From 1992 into 1995 the debate raged, with battle lines being drawn not only between those in thrall to technology’s money and those who held to a more traditional and less greedy view of Seattle, but also along socioeconomic lines: Polls conducted by research firms found that enthusiasm for the Commons came largely from Seattleites with incomes higher than $60,000 per year. But Commons promoters tried to define the divide differently—as one between forward-thinking people with a clear vision of the future and backward people clinging to outmoded views, jobs and traditions.

Lost in the overarching philosophical debate was the reality that 95 businesses would be displaced by the Commons. I went over one day and walked through the south Lake Union neighborhood, noting the distinctive lack of glamour there.

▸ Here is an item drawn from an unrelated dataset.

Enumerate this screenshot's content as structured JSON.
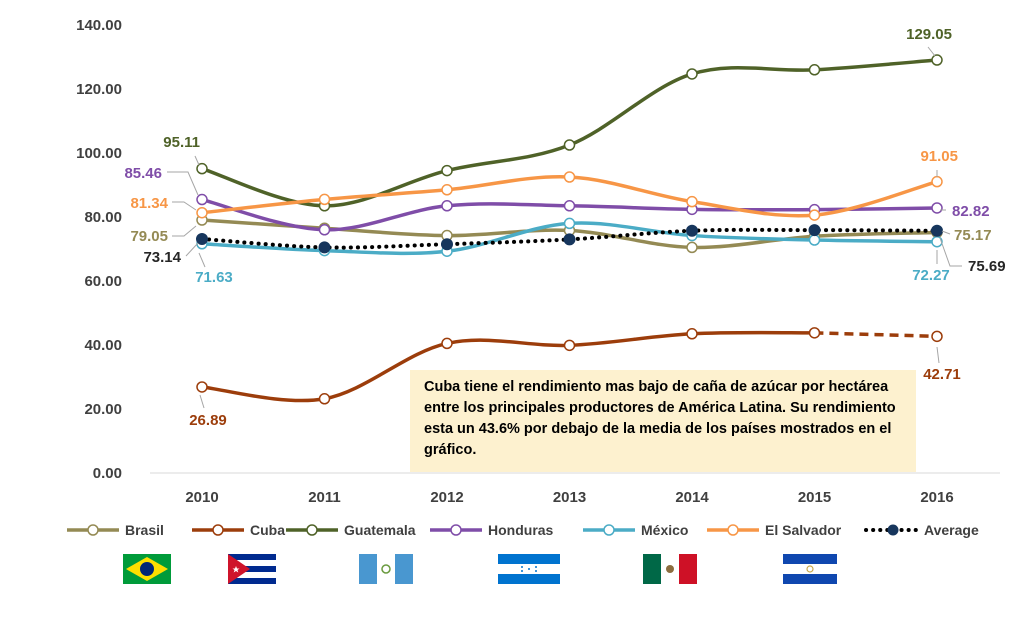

It was the Seattle Jonathan Raban—who I heard had returned here to settle down—had invoked so fondly in 1989. I walked past a scrap-iron yard, antique and second-hand furniture warehouses, a bike shop, used-car lots, an appliance store, a sewing-machine shop, a trophy shop, and various other small enterprises, all in rundown buildings, many with anti-Commons signs in their windows, and none destined to take over the world or the city or even the neighborhood. No one here was intent on defining the future. These were just little family operations trying to get by as I had with my typesetting business so long ago. Walking these streets now, newly back from my frenzied sojourn at Microsoft, I waded through the same emotional slough I’d traversed years before during that depressing walk around Lake Union. Why, I wondered, is this city constantly turning against itself?